Wolfson Centre for Prevention of Stroke and Dementia, Department of Clinical Neurosciences, John Radcliffe Hospital, University of Oxford, UK.
Int J Stroke. 2021 Aug;16(6):683-691. doi: 10.1177/1747493020971905. Epub 2020 Nov 9.
Beat-to-beat blood pressure variability is associated with increased stroke risk but its importance at different ages is unclear.
To determine the age-sex distribution of blood pressure variability in patients with transient ischemic stroke or minor stroke.
In consecutive patients within six weeks of transient ischemic stroke or non-disabling stroke (Oxford Vascular Study), non-invasive blood pressure was measured beat-to-beat over five minutes (Finometer). The age-sex distribution of blood pressure variability (residual coefficient of variation) was determined for systolic blood pressure and diastolic blood pressure. The risk of top-decile blood pressure variability was estimated (logistic regression), unadjusted, and adjusted for age, sex, and cardiovascular risk factors.
In 908 of 1013 patients, excluding 54 in atrial fibrillation and 51 with low quality recordings, residual coefficient of variation was positively skewed with a median systolic residual coefficient of variation of 4.2% (IQR 3.2-5.5) and diastolic residual coefficient of variation of 3.9% (3.0-5.5), with 90th centile thresholds of 7.2 and 7.3%. Median systolic residual coefficient of variation was higher in patients under 50 years (4.5 and 3.0-5.3) compared to 60-70 years (4.1 and 3.2-5.2), but rose to 4.5% (3.5-6.9) above 80 years, with an increasingly positive skew. The proportion of patients with markedly elevated blood pressure variability in the top-decile increased significantly per decade (OR 1.72, p < 0.001), after adjustment for sex and risk factors.
Median beat-to-beat blood pressure variability fell in midlife, reflecting loss of physiological, organized blood pressure variability. However, rates of markedly elevated blood pressure variability significantly increased with greater age, suggesting that blood pressure variability may be particularly important in older patients.
逐搏血压变异性与中风风险增加相关,但在不同年龄阶段的重要性尚不清楚。
确定短暂性脑缺血发作或小卒中患者的血压变异性的年龄性别分布。
在短暂性脑缺血发作或非致残性卒中(牛津血管研究)后 6 周内的连续患者中,使用非侵入性血压计(Finometer)在 5 分钟内逐搏测量血压。确定收缩压和舒张压的血压变异性(剩余变异系数)的年龄性别分布。在未调整和调整年龄、性别和心血管危险因素后,估计最高十分位数血压变异性的风险(逻辑回归)。

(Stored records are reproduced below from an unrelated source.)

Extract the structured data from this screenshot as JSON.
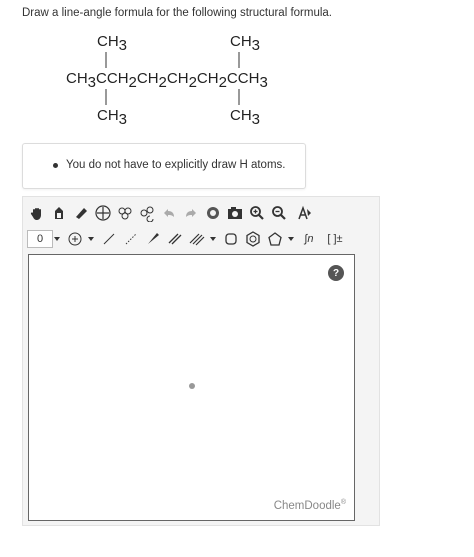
{
  "question": {
    "text": "Draw a line-angle formula for the following structural formula."
  },
  "formula": {
    "top_left": "CH",
    "top_right": "CH",
    "main_chain": "CH",
    "bottom_left": "CH",
    "bottom_right": "CH",
    "sub3": "3",
    "sub2": "2",
    "c": "C"
  },
  "hint": {
    "text": "You do not have to explicitly draw H atoms."
  },
  "toolbar": {
    "charge_value": "0",
    "bracket_label": "[ ]±",
    "ring_label": "∫n"
  },
  "editor": {
    "help_label": "?",
    "watermark": "ChemDoodle",
    "watermark_mark": "®"
  }
}
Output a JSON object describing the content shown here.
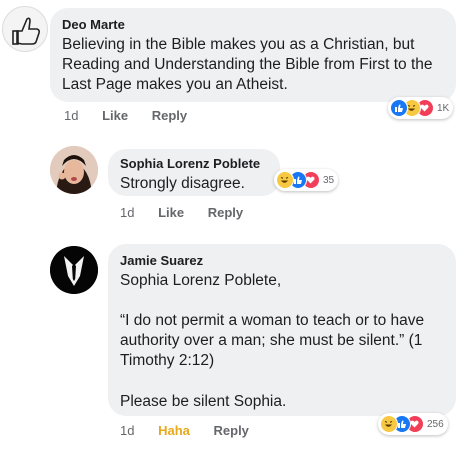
{
  "comments": [
    {
      "author": "Deo Marte",
      "text": "Believing in the Bible makes you as a Christian, but Reading and Understanding the Bible from First to the Last Page makes you an Atheist.",
      "time": "1d",
      "like_label": "Like",
      "reply_label": "Reply",
      "reaction_count": "1K",
      "reactions": [
        "like-icon",
        "haha-icon",
        "love-icon"
      ]
    },
    {
      "author": "Sophia Lorenz Poblete",
      "text": "Strongly disagree.",
      "time": "1d",
      "like_label": "Like",
      "reply_label": "Reply",
      "reaction_count": "35",
      "reactions": [
        "haha-icon",
        "like-icon",
        "love-icon"
      ]
    },
    {
      "author": "Jamie Suarez",
      "text_mention": "Sophia Lorenz Poblete,",
      "text_quote": "“I do not permit a woman to teach or to have authority over a man; she must be silent.” (1 Timothy 2:12)",
      "text_end": "Please be silent Sophia.",
      "time": "1d",
      "like_label": "Haha",
      "reply_label": "Reply",
      "reaction_count": "256",
      "reactions": [
        "haha-icon",
        "like-icon",
        "love-icon"
      ]
    }
  ],
  "colors": {
    "bubble": "#eff0f2",
    "like_blue": "#4b6cb7",
    "haha_yellow": "#e7a81a",
    "action_gray": "#65676b"
  }
}
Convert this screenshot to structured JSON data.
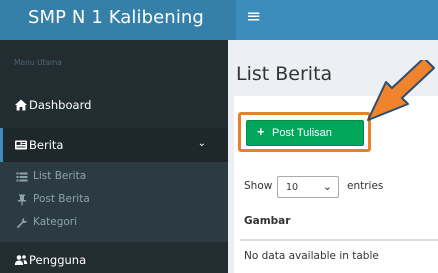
{
  "brand": {
    "title": "SMP N 1 Kalibening"
  },
  "topbar": {
    "menu_icon": "hamburger-icon"
  },
  "sidebar": {
    "header": "Menu Utama",
    "items": [
      {
        "label": "Dashboard",
        "icon": "home-icon"
      },
      {
        "label": "Berita",
        "icon": "newspaper-icon",
        "expanded": true,
        "children": [
          {
            "label": "List Berita",
            "icon": "list-icon"
          },
          {
            "label": "Post Berita",
            "icon": "pin-icon"
          },
          {
            "label": "Kategori",
            "icon": "wrench-icon"
          }
        ]
      },
      {
        "label": "Pengguna",
        "icon": "users-icon"
      }
    ]
  },
  "main": {
    "title": "List Berita",
    "post_button": "Post Tulisan",
    "show_label": "Show",
    "page_length": "10",
    "entries_label": "entries",
    "table": {
      "columns": [
        "Gambar"
      ],
      "empty_message": "No data available in table"
    }
  },
  "colors": {
    "accent": "#3c8dbc",
    "sidebar_bg": "#222d32",
    "button_green": "#00a65a",
    "annotation_orange": "#e8822a"
  }
}
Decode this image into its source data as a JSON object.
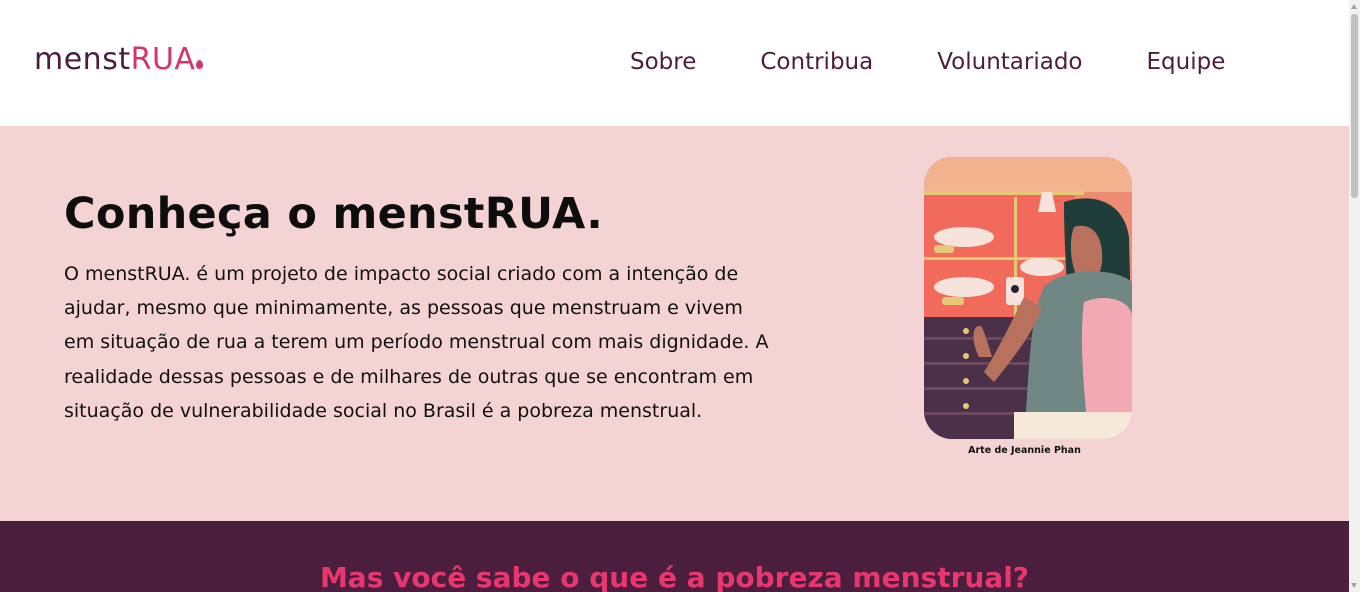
{
  "header": {
    "logo_part1": "menst",
    "logo_part2": "RUA",
    "nav": [
      "Sobre",
      "Contribua",
      "Voluntariado",
      "Equipe"
    ]
  },
  "hero": {
    "title": "Conheça o menstRUA.",
    "description": "O menstRUA. é um projeto de impacto social criado com a intenção de ajudar, mesmo que minimamente, as pessoas que menstruam e vivem em situação de rua a terem um período menstrual com mais dignidade. A realidade dessas pessoas e de milhares de outras que se encontram em situação de vulnerabilidade social no Brasil é a pobreza menstrual.",
    "caption": "Arte de Jeannie Phan"
  },
  "section2": {
    "heading": "Mas você sabe o que é a pobreza menstrual?"
  },
  "colors": {
    "brand_dark": "#4b1e3e",
    "brand_pink": "#d6336c",
    "hero_bg": "#f4d3d4",
    "heading_pink": "#e8366f"
  }
}
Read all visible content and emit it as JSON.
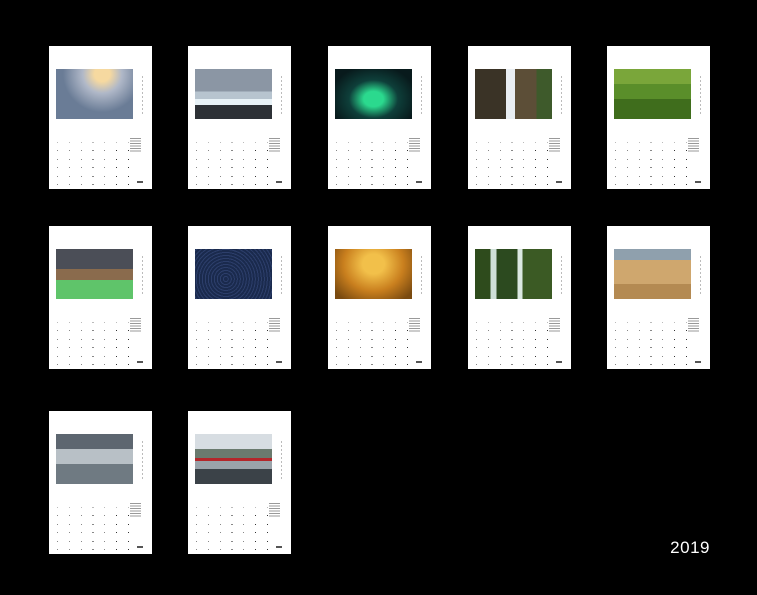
{
  "year_label": "2019",
  "pages": [
    {
      "id": "page-1",
      "photo": "snowy-mountain-sunrise-lake"
    },
    {
      "id": "page-2",
      "photo": "ice-blocks-on-beach"
    },
    {
      "id": "page-3",
      "photo": "green-aurora-over-water"
    },
    {
      "id": "page-4",
      "photo": "waterfall-in-cave"
    },
    {
      "id": "page-5",
      "photo": "green-rolling-hills"
    },
    {
      "id": "page-6",
      "photo": "mountain-towers-with-green-lake"
    },
    {
      "id": "page-7",
      "photo": "star-trails-night-sky"
    },
    {
      "id": "page-8",
      "photo": "misty-golden-forest"
    },
    {
      "id": "page-9",
      "photo": "mossy-cascades"
    },
    {
      "id": "page-10",
      "photo": "golden-plowed-fields"
    },
    {
      "id": "page-11",
      "photo": "glacier-ice-cave"
    },
    {
      "id": "page-12",
      "photo": "red-cabin-in-snowy-forest"
    }
  ]
}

在 1013 例患者中的 908 例中,排除 54 例心房颤动患者和 51 例记录质量低的患者,剩余变异系数呈正偏态分布,收缩压剩余变异系数中位数为 4.2%(IQR 3.2-5.5),舒张压剩余变异系数中位数为 3.9%(3.0-5.5),第 90 百分位阈值分别为 7.2%和 7.3%。50 岁以下患者的收缩压剩余变异系数中位数较高(4.5%和 3.0-5.3),而 60-70 岁患者的收缩压剩余变异系数中位数为 4.1%(3.2-5.2),但在 80 岁以上升至 4.5%(3.5-6.9),呈正偏态分布。在调整性别和危险因素后,最高十分位数中血压变异显著升高的患者比例随年龄每增加 10 岁显著增加(OR 1.72,p<0.001)。
中年时逐搏血压变异性下降,反映了生理性、有组织的血压变异性的丧失。然而,随着年龄的增长,血压变异性显著增加的比率显著增加,这表明血压变异性在老年患者中可能尤为重要。